“Tiempos difíciles” de Carmela Calvín Gete

04.03.2021

Llegué al mundo hace ya mucho tiempo. Por aquel entonces, las niñas veníamos volando desde París colgadas del pico de una cigüeña. La mía me dejó sobre la mesa del comedor un día de invierno.

Cuando aterricé en mi casa, ya tenía un hermano que me llevaba seis años y faltaban cinco para que mi madre muriera.
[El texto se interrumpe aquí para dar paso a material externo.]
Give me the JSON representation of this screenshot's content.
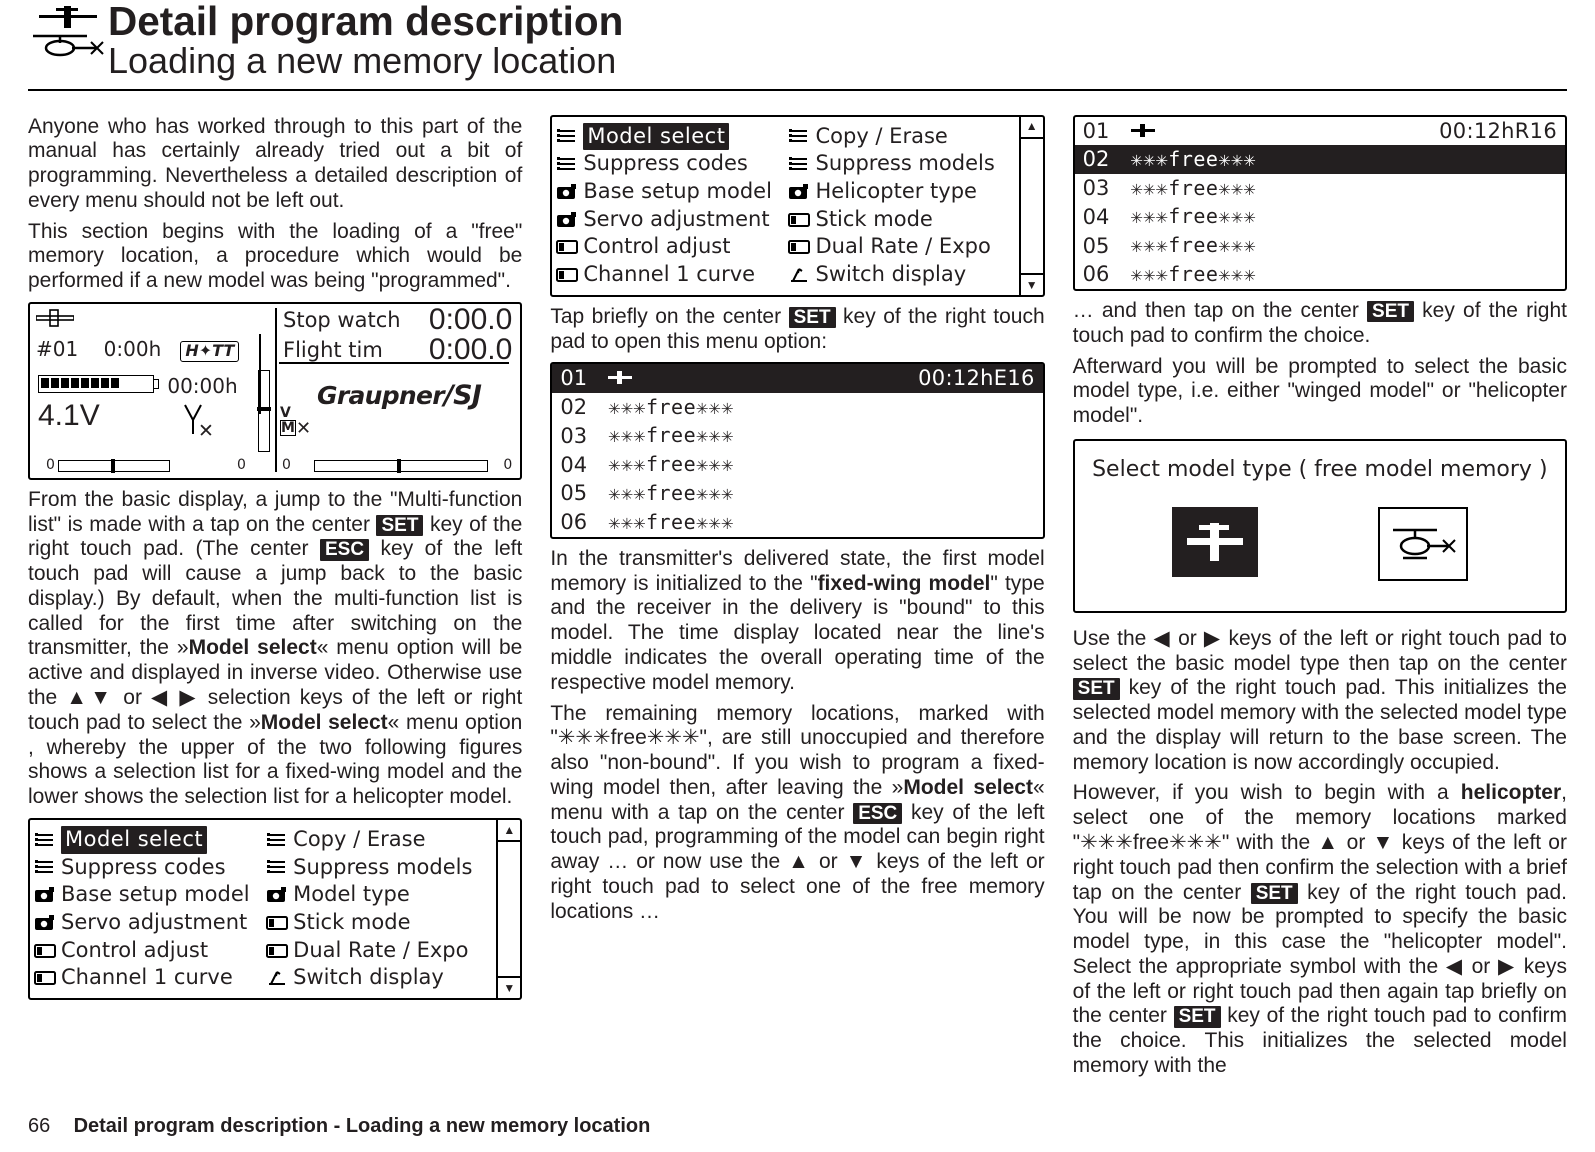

Llegado ese momento, me desalojaron de mi cuarto para instalarme en la que había sido la habitación de mis padres, que se encontraba prácticamente vacía después de lo ocurrido. La habitación, que era inmensa a mis ojos y tenía una ventana que daba al patio de luces, disponía de una cama y un sofá por todo mobiliario.

Los días transcurrían tristes y monótonos. Mientras otros niños y niñas compartían sus idas y venidas, sus secretos, yo jugaba sola rodeada de viejos (mi hermano se había ido a vivir un tiempo con mis abuelos paternos).

Llegaron las señoritas de compañía: la señora Matilde, a la que el agua le daba alergia; Araceli, que, por qué no decirlo, era un poco viciosilla y le gustaban las niñas, aunque fueran feas y con gafas como yo. Por último, Mina la avara, que contaba una y otra vez las monedas que atesoraba en una pequeña bolsa de tela (tenía un supuesto hermano que la traía y llevaba en moto. Sabíamos que era su novio, pero lo negaba porque quería casarse con mi padre).

Las "seños" no me gustaban lo más mínimo, así que las rehuía y buscaba refugio en mi nueva habitación. La ventana era una especie de imán para mí. Abierta de par en par, el sol entraba a raudales, casi podía tocar el cielo con las manos y, lo que es mejor, asomándome de puntillas podía fisgar lo que sucedía en el patio.

Menos mal que a mí no me espiaba nadie cuando arrojaba a ese mismo patio los restos de la comida que no me gustaba.

Mi deporte favorito era tumbarme a mis anchas en el sofá, fantaseando, escapando de la realidad.

Una noche, se escuchó un estruendo no identificable, luces silbantes surcaban el cielo enrojecido que veía desde mi cama: qué sería eso tan alucinante que estaba sucediendo ahí afuera. Algo desconocido se manifestaba en todo su esplendor. Acojonaba, la verdad. Por fin, llegó la calma (una pirotecnia cercana había saltado por las nubes mientras yo soñaba despierta).

Pero no solo de sueños vive una niña, me gustaba saltar hasta el agotamiento sobre los potentes muelles del sofá de mi habitación. Una tarde de verano, sus "herrumbrosas majestades" se cansaron de soportarme y me arrojaron contra el suelo sin piedad. Literalmente vi las estrellas, pero me restablecí gracias a los cuidados de mi padre, que, pronto, volvería a casarse.

Con la llegada de mi segunda madre Mina la avara salió de mi vida para siempre. Recuperé mi cuarto. Ya no había señoritas de compañía que lo ocuparán. Estaba libre y esperándome sin rastro de ninguna de ellas.

Una vez reinstalada continué jugando en improvisados escondites donde ocultarme de la mirada de los mayores, por eso nunca he olvidado aquella habitación que me acogió en tiempos difíciles y fue el mejor de mis refugios.